Every morning across Tanzania, crowds gather around street-side newspaper stands to read the headlines. The array of titles attests to the country’s vibrant and historical culture of printing and publishing, in both Swahili and English. While there is an extensive scholarship on the region’s colonial era print cultures, only recently have scholars of Tanzania revisited the post-independence decades in historical perspective. This period was characterised by the government’s ‘African socialist’ project. But there remained significant diversity in social and political life in post-colonial Tanzania. Despite overwhelming state control of the media, newspapers and books continued to provide vehicles for agendas that extended beyond the official ideologies of socialism and nationalism. Indeed, the creativity and activism of Tanzania’s print sphere placed the region and nation at the centre of global debates in the 1960s and 1970s.
These themes were taken up by an interdisciplinary and international group of scholars at an online workshop on 5 November 2021, co-organised by Emma Hunter (Edinburgh) and George Roberts (King’s College London and IASH Postdoctoral Fellow), with the support of IASH.

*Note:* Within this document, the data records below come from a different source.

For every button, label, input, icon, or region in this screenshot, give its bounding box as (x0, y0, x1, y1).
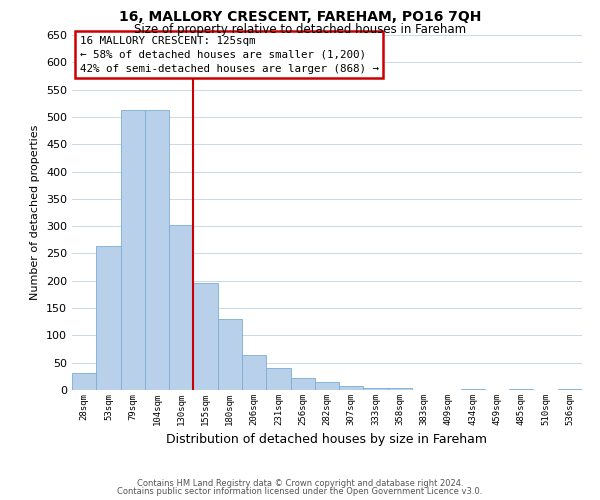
Bar (509, 389, 533, 390)
Bar (218, 319, 242, 390)
Bar (388, 388, 412, 390)
Text: Contains public sector information licensed under the Open Government Licence v3: Contains public sector information licen… (118, 487, 482, 496)
Bar (315, 382, 339, 390)
X-axis label: Distribution of detached houses by size in Fareham: Distribution of detached houses by size … (167, 434, 487, 446)
Bar (96, 246, 121, 390)
Bar (169, 224, 193, 390)
Bar (339, 386, 364, 390)
Text: 16 MALLORY CRESCENT: 125sqm
← 58% of detached houses are smaller (1,200)
42% of : 16 MALLORY CRESCENT: 125sqm ← 58% of det… (80, 36, 379, 74)
Bar (242, 355, 266, 390)
Bar (145, 110, 169, 390)
Bar (121, 110, 145, 390)
Bar (364, 388, 388, 390)
Bar (290, 378, 315, 390)
Text: Contains HM Land Registry data © Crown copyright and database right 2024.: Contains HM Land Registry data © Crown c… (137, 478, 463, 488)
Y-axis label: Number of detached properties: Number of detached properties (31, 125, 40, 300)
Text: Size of property relative to detached houses in Fareham: Size of property relative to detached ho… (134, 22, 466, 36)
Bar (266, 368, 290, 390)
Text: 16, MALLORY CRESCENT, FAREHAM, PO16 7QH: 16, MALLORY CRESCENT, FAREHAM, PO16 7QH (119, 10, 481, 24)
Bar (193, 283, 218, 390)
Bar (72, 372, 96, 390)
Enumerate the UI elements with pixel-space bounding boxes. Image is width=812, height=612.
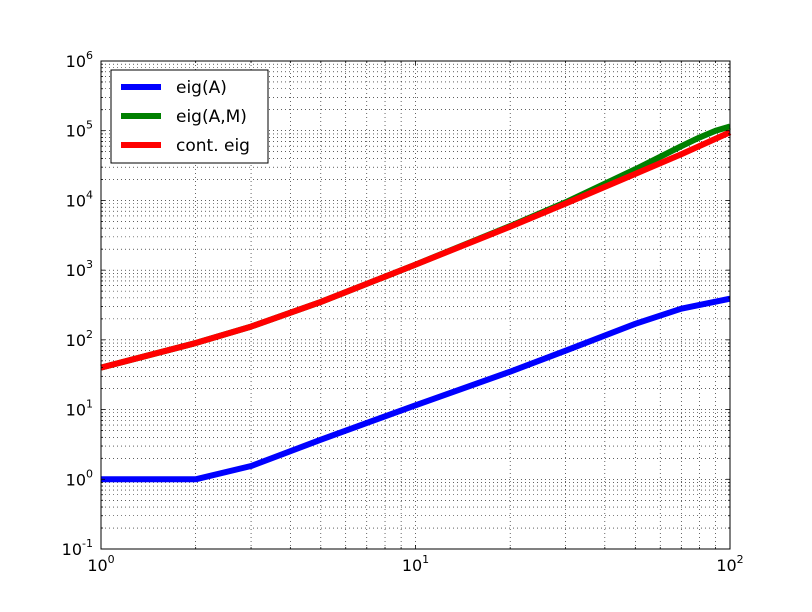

The papers presented covered developments stretching from the late colonial era to the present. Some speakers focused on the content of the press. Musa Sadock (Dar es Salaam) explored the role of state-owned media in shaping perceptions of the Ugandan dictator Idi Amin in Tanzania in the late 1970s. Nico Brice-Bennett (Edinburgh) examined the intellectual history of Lutheran newspapers during the time of decolonisation. Faraja Kristomus (Dar es Salaam) brought these conversations into the twenty-first century through an analysis of political arguments in contemporary religious newspapers. Other speakers delved beyond the written word to uncover the evolving infrastructure of the publishing industry. Zamda Geuza (Dar es Salaam) investigated the development of academic publishing housing in the socialist period. Yu Xiang (Shanghai) added an international perspective through her research on the presentation of Tanzanian socialism in the Mao-era magazine China Pictorial. James Brennan (Illinois) concluded discussions by tying together some of the major themes emerging from this research and pointing to potential fresh directions of inquiry.
We now hope to developing these papers as part of an edited volume to be published in Tanzania and are grateful to the assistance provided by IASH in organising this event.